Reasoning: Distance = speed × time = 80 × 2.5 = 200 km.
Answer: 200 km
---
Problem: A recipe uses 3 eggs per batch and makes 24 cookies. How many eggs
are needed to make 84 cookies?
Reasoning: First find the ratio: 84 ÷ 24 = 3.5 batches.
Eggs needed = 3 × 3.5 = 10.5 eggs, so round up to 11 eggs.
Answer: 11 eggs
---
Problem: A cinema has 320 seats. It was 75% full on Friday and 90% full on
Saturday. How many more people attended on Saturday than Friday?
Reasoning:
The model follows the pattern: reason through each step, then output Answer: on its own line. This makes the output easy to parse programmatically.

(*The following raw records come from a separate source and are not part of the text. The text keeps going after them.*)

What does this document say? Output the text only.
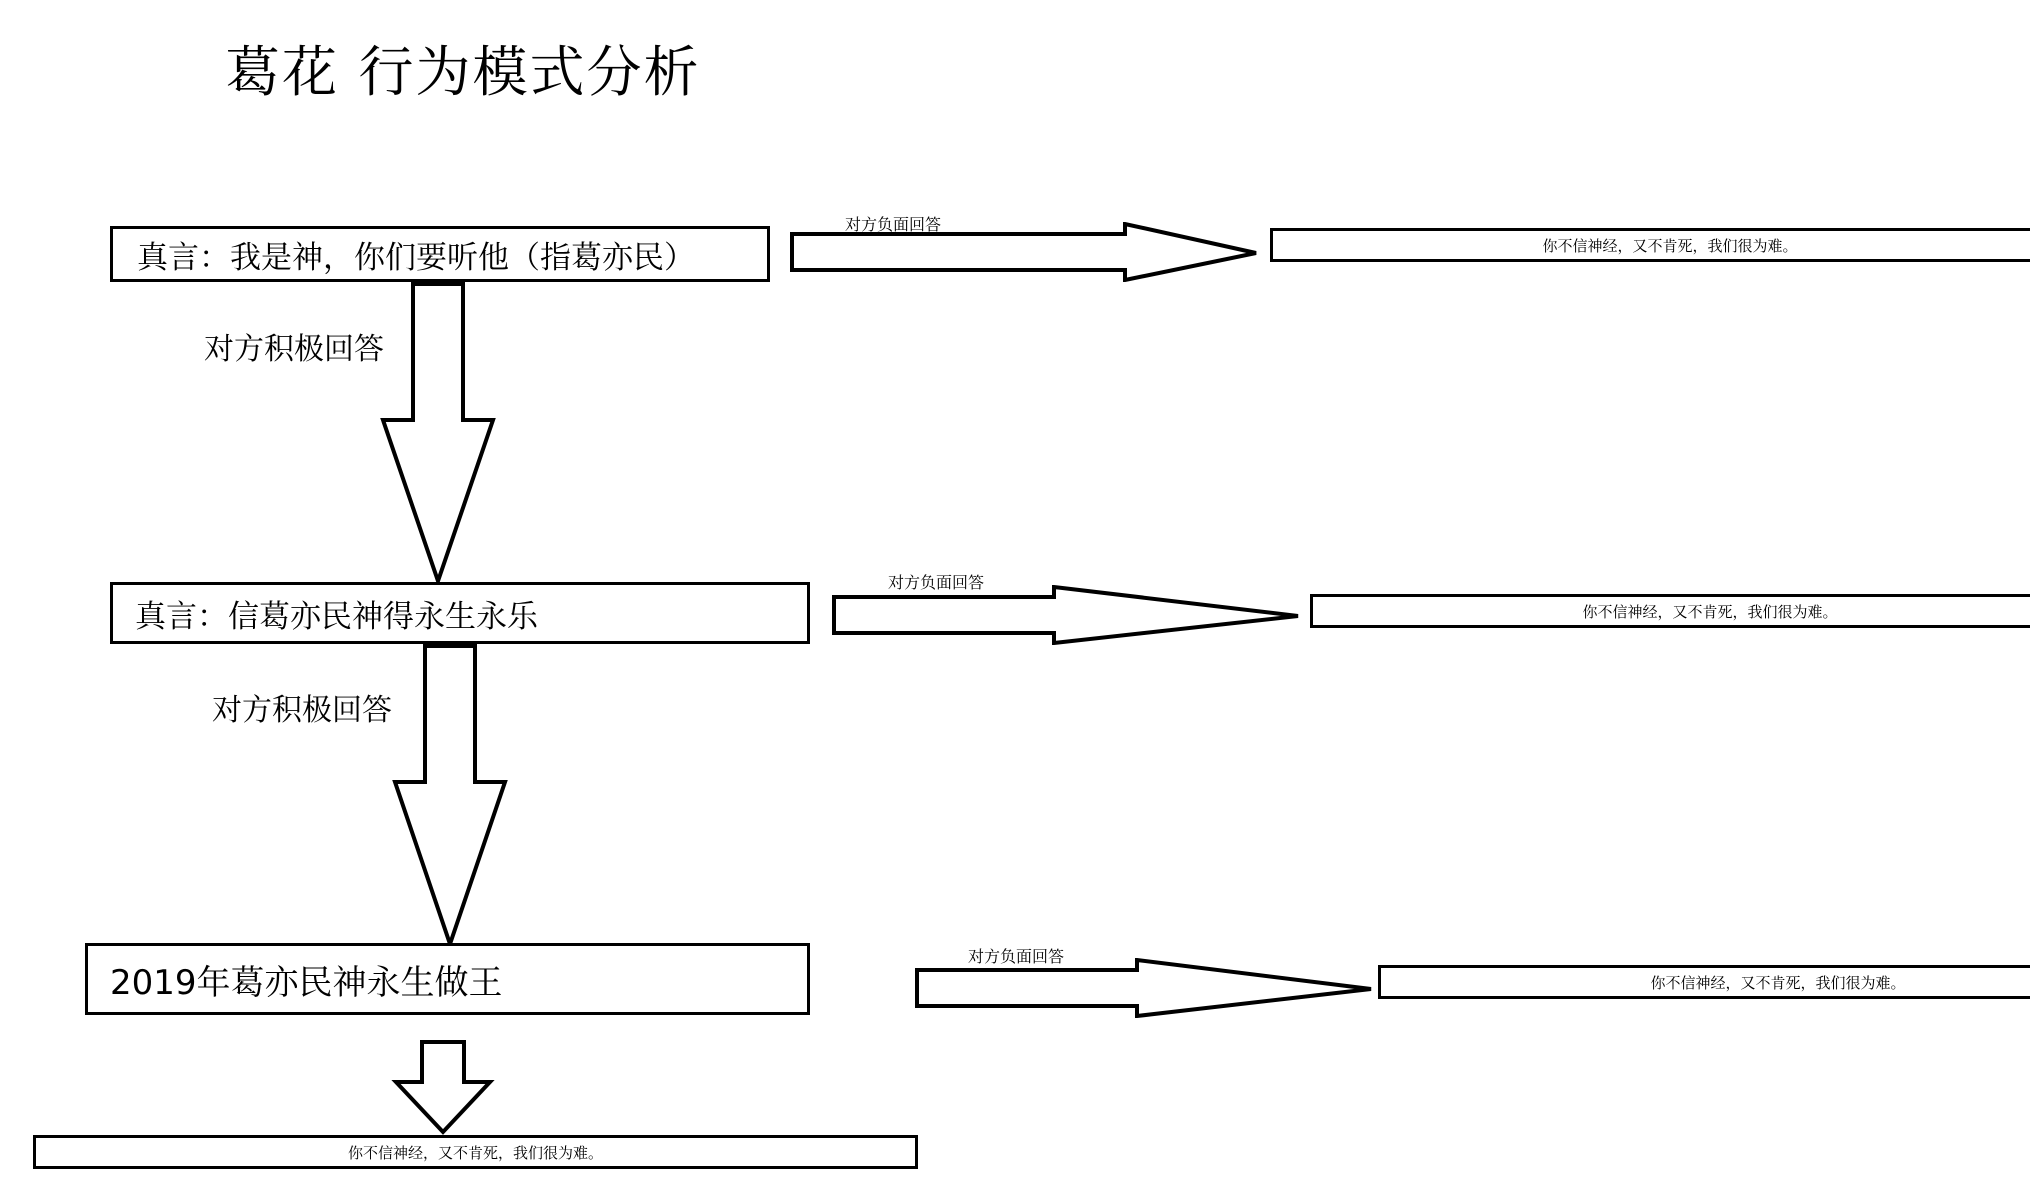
葛花 行为模式分析
真言：我是神，你们要听他（指葛亦民）	你不信神经，又不肯死，我们很为难。
对方负面回答
对方积极回答
真言：信葛亦民神得永生永乐	你不信神经，又不肯死，我们很为难。
对方负面回答
对方积极回答
2019年葛亦民神永生做王	你不信神经，又不肯死，我们很为难。
对方负面回答
你不信神经，又不肯死，我们很为难。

| Task type | Use CoT? | Why |
|---|---|---|
| Multi-step maths / logic | Yes | Accuracy jumps significantly |
| Code debugging / analysis | Yes | Surfaces assumptions and checks |
| Complex scheduling or planning | Yes | Keeps the model on track |
| Simple translation | No | Adds tokens with no accuracy gain |
| Sentiment classification | No | Zero-shot is usually sufficient |
| Creative writing | Optional | Useful for plot logic, not prose style |
Note: Modern reasoning models (like OpenAI o1, o3, and Claude's extended thinking mode) perform CoT automatically and internally. Even so, explicitly requesting step-by-step reasoning in your prompt still helps — it signals to the model what type of task you expect, and it ensures the reasoning is surfaced in the response where you can read and verify it.
Take a maths or logic word problem — a real one from your work or studies. Run it twice: once with a plain request, once with "Think step by step before answering." Compare accuracy and the ability to spot any errors in the reasoning.
Build a few-shot CoT prompt for a classification task that matters to you — for example, classifying customer support tickets by urgency. Show two or three examples with explicit reasoning, then test it on five new cases. Does the consistency improve?
Try the "self-ask" variant: add the instruction "Before answering, write down the sub-questions you need to answer first, then answer each one in order." This is especially powerful for research and analysis tasks where the problem has many moving parts.